I have a love-hate relationship with DNN.
There's a pain related with the skins…
DNN, like virtually all content management systems, relies of “skins” to determine the fonts, colors and layout of a website. The cool thing about skins in DNN is that if you set things up in a standard manner you can effortlessly change skins and transform the look of your site. But in a world of increasingly sophisticated web sites and full-fledged web apps, that turns out to be a big “if.”
Once you are in non-standard territory, you either have to find a skin that is doing almost exactly what you want to do, do an extreme customization on an existing skin or (more efficiently, perhaps) build it from scratch. Very quickly, the awesome thing is gone and the wonderful content management advantages of DNN begin to seem questionable.

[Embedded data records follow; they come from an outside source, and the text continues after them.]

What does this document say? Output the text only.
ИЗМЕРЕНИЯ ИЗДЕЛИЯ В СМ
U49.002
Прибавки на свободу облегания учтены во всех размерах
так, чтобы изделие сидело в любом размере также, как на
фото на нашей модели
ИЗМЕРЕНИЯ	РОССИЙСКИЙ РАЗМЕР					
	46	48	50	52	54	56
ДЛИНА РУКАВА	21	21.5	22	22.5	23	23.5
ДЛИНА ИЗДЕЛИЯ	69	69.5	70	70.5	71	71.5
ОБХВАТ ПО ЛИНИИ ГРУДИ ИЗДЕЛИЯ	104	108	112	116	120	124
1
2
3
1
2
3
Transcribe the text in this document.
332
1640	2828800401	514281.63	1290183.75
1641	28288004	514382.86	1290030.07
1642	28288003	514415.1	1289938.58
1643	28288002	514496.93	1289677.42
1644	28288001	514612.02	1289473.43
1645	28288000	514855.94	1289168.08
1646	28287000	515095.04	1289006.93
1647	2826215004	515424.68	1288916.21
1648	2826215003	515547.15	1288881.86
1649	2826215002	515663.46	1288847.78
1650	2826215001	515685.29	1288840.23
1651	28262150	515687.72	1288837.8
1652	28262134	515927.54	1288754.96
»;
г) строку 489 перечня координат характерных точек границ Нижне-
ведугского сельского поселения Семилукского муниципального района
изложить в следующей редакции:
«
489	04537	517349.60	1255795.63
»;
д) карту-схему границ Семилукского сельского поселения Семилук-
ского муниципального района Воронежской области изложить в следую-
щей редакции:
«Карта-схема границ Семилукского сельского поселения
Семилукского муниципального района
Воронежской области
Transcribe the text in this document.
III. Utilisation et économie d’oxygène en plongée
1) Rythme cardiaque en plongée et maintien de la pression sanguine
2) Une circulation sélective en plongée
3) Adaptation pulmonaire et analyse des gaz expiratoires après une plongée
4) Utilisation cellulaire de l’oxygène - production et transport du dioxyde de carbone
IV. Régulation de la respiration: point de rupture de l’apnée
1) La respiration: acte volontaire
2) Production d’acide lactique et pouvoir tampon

Building a DNN skin entirely from scratch, to a person who knows what they are doing, may make technical sense. By starting clean you can minimize the amount of code that the skin uses and the conflicts that can arise with other people’s code. On the other hand, if you are the person paying for that developer’s time and having to budget for every feature you want included, the process can quickly become time-consuming and expensive. I think that’s exactly the opposite of what people choose DNN.
Several times I’ve tried to find a DNN skin that does most of what I need and customize the rest. I was hoping to preserve all of the design and interaction goodness in my chosen skin. But in actual practices the demos of skin and what they look like as a raw install was strikingly different. There is a huge disjunction between the demos of the popular premium (i.e. paid) skins and what your initial install might look like.
Unfortunately I don’t have the time needed to do something as simple as recreate the demo, working with shortcodes and so on.
It would be great to exist an easy way to customize the skins.